Withdraw the smallest amount the cash machine offers, possibly repeatedly

This is what I do most of the time.

It can work pretty well, as long as you’re not using a card that charges you a fixed fee per (foreign) transaction. This also assume you’re happy to spend a significant portion of your life standing at cash machines repeatedly removing and inserting your card.

Withdraw a quirky amount

I don’t mean π or -17. I mean that if you request e.g. 90 zloty instead of 100, the machine will be forced to abandon its poker face (and the whole mystery of ‘what notes will I give you… hehehe!’) and show its hand. If it has 20 zloty bills then you will get some.

Find the cash machines offering choice

There are actually cash machines out there that ask you what notes you want.

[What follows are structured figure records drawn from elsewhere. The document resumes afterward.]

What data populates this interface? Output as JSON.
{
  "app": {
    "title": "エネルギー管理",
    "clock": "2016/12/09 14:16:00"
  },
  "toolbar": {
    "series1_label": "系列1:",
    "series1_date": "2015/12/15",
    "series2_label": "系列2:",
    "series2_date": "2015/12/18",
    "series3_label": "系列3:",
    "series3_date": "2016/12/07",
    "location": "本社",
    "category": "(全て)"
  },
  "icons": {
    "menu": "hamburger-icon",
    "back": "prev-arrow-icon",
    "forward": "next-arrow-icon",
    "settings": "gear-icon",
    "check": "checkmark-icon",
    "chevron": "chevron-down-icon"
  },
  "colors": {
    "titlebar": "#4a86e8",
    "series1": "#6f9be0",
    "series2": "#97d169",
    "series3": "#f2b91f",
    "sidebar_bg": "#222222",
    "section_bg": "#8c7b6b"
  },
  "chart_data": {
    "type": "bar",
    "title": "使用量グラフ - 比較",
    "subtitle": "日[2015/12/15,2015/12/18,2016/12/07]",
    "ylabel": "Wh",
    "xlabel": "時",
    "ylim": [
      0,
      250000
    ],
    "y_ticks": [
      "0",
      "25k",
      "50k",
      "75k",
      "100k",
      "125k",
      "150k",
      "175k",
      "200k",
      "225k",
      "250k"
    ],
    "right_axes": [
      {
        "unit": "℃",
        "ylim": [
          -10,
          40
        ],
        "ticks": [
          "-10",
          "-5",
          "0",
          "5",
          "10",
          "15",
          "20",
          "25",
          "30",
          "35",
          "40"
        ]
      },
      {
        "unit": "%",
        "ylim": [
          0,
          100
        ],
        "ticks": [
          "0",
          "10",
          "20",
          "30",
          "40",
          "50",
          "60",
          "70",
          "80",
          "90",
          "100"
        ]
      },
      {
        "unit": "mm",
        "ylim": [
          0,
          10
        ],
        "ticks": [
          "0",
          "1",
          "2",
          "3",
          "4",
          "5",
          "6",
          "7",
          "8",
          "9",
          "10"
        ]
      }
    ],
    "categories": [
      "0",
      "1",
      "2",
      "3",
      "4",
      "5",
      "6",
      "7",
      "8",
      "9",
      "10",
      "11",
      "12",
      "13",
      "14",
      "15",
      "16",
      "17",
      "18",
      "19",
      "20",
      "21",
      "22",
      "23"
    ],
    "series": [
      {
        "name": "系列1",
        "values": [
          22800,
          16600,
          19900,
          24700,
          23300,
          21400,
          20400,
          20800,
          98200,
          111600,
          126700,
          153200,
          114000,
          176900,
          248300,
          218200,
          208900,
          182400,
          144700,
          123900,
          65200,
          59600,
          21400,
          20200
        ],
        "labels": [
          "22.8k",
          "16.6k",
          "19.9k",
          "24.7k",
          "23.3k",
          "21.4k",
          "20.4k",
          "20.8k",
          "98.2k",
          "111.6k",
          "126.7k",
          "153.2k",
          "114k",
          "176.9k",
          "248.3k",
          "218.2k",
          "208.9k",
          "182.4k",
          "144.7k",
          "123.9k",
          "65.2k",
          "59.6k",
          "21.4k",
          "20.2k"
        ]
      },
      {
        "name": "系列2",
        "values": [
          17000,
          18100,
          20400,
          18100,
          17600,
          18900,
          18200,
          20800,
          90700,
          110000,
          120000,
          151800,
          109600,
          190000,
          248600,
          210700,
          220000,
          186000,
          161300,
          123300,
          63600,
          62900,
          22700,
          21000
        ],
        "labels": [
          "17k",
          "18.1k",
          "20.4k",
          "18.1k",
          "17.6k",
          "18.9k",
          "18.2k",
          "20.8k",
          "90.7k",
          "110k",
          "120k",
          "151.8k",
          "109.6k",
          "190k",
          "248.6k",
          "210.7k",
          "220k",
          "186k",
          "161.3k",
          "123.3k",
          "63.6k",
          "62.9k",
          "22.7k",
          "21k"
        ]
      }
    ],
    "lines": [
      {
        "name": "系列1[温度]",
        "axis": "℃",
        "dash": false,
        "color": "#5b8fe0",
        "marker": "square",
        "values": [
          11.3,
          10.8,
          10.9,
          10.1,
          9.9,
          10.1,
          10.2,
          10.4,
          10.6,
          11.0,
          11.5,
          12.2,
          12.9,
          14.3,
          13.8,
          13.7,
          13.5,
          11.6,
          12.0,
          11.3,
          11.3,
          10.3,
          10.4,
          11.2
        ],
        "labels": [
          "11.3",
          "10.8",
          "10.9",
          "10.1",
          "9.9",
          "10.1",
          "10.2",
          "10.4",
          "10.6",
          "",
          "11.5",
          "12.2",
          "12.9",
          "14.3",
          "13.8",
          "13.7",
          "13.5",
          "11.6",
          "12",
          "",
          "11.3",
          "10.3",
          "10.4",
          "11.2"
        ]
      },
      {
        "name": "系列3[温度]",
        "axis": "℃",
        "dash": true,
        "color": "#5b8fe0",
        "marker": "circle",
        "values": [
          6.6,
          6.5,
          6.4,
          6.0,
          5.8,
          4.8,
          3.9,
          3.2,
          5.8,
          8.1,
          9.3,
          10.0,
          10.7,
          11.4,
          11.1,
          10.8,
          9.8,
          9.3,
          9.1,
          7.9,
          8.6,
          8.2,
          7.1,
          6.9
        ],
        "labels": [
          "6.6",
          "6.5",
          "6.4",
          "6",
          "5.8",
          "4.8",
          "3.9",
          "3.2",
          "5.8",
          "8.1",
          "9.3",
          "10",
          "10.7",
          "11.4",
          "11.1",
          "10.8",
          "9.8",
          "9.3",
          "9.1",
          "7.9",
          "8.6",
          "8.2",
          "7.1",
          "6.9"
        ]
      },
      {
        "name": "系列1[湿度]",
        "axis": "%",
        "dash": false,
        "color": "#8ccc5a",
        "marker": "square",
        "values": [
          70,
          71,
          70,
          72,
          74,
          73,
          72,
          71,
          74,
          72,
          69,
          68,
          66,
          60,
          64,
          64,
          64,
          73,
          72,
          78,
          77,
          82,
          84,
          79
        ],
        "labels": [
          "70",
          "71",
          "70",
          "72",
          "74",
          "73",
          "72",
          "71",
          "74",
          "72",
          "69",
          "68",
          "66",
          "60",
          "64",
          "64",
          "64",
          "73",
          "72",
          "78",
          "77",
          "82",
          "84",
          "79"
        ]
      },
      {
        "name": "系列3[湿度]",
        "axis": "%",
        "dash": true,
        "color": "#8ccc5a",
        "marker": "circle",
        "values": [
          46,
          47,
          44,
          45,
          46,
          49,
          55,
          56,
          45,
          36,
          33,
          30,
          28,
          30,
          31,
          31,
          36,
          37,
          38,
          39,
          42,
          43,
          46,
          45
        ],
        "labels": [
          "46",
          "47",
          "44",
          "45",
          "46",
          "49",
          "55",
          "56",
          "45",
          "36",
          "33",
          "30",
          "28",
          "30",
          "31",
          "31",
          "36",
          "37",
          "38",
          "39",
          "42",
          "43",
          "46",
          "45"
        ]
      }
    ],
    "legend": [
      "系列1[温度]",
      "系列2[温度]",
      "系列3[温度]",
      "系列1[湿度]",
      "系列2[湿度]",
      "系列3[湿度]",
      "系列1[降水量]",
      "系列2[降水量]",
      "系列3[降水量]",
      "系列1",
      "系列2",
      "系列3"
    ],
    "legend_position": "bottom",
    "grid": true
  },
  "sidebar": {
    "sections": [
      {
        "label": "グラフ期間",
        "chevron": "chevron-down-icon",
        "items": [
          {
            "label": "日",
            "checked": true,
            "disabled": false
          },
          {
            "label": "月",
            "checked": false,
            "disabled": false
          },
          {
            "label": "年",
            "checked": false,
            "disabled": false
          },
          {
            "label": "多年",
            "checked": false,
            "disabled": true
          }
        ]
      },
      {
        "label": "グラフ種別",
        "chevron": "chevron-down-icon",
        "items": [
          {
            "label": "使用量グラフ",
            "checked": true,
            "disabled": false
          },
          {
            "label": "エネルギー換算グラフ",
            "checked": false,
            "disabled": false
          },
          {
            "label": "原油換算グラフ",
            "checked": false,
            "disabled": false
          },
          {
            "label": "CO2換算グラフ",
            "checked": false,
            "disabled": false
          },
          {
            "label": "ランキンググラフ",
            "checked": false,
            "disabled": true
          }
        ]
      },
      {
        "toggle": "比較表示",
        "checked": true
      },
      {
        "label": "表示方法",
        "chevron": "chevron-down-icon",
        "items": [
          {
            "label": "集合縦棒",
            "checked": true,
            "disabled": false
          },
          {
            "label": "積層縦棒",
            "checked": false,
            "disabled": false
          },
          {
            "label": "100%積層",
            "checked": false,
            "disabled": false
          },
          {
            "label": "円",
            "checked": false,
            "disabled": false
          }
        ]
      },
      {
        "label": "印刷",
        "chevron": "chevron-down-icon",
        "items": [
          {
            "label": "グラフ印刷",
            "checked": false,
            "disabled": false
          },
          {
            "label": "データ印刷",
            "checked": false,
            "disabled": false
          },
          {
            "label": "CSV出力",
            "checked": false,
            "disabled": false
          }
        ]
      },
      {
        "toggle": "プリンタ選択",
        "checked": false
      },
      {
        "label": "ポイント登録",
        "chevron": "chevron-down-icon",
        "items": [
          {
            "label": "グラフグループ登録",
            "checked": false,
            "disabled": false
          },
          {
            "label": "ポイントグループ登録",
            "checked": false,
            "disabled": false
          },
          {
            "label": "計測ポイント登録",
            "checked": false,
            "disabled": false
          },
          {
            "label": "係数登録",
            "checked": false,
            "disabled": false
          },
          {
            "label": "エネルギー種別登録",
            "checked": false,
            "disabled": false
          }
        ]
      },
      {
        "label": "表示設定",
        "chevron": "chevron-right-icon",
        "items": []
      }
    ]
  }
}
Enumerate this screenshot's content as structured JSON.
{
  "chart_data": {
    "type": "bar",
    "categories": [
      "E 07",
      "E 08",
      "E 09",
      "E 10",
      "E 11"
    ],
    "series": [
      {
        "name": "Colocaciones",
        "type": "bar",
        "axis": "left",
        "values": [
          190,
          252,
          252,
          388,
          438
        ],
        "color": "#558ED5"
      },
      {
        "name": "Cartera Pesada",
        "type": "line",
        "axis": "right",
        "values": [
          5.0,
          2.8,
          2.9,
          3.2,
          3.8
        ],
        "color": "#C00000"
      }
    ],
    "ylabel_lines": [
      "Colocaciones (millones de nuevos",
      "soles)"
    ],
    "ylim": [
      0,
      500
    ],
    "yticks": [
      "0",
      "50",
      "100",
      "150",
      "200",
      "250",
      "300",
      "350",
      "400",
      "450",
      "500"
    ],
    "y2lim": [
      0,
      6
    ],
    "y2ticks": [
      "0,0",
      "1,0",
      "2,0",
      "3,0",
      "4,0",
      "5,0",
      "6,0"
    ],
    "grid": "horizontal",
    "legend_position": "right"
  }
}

I came across one in Brno, in the Czech Republic. I think the bank was Raiffeisen. Honestly, I could have kissed the machine. I don’t know how common this is. Being offered a choice, I mean, not the desire to kiss electronic equipment.

Well, okay, both.

ALL BANKS PLEASE START DOING THIS, ASAP. THANKS.

Go to a global chain

Carrefour, Starbucks, McWhatever… they are generally big and anonymous enough to be able to deal with whatever you hand over. This does mean having to buy something, of course.

Starbucks

Go to a bureau de change

I’ve never actually tried this but I’m told it’s worth a try. Though I imagine if you do it on a daily basis you’re probably just going annoy them.

“What’s your rate for Colombian pesos to… Colombian pesos?”

Carry tiny grains of gold with a scoop and scales

Don’t do this. It’s a stupid idea.

What are your experiences of being stiffed with notes of stupidly-high value? What do you do when it happens? Have you ever deliberately moved your smaller denominations to another pocket to avoid handing over your prized change? No? Just me?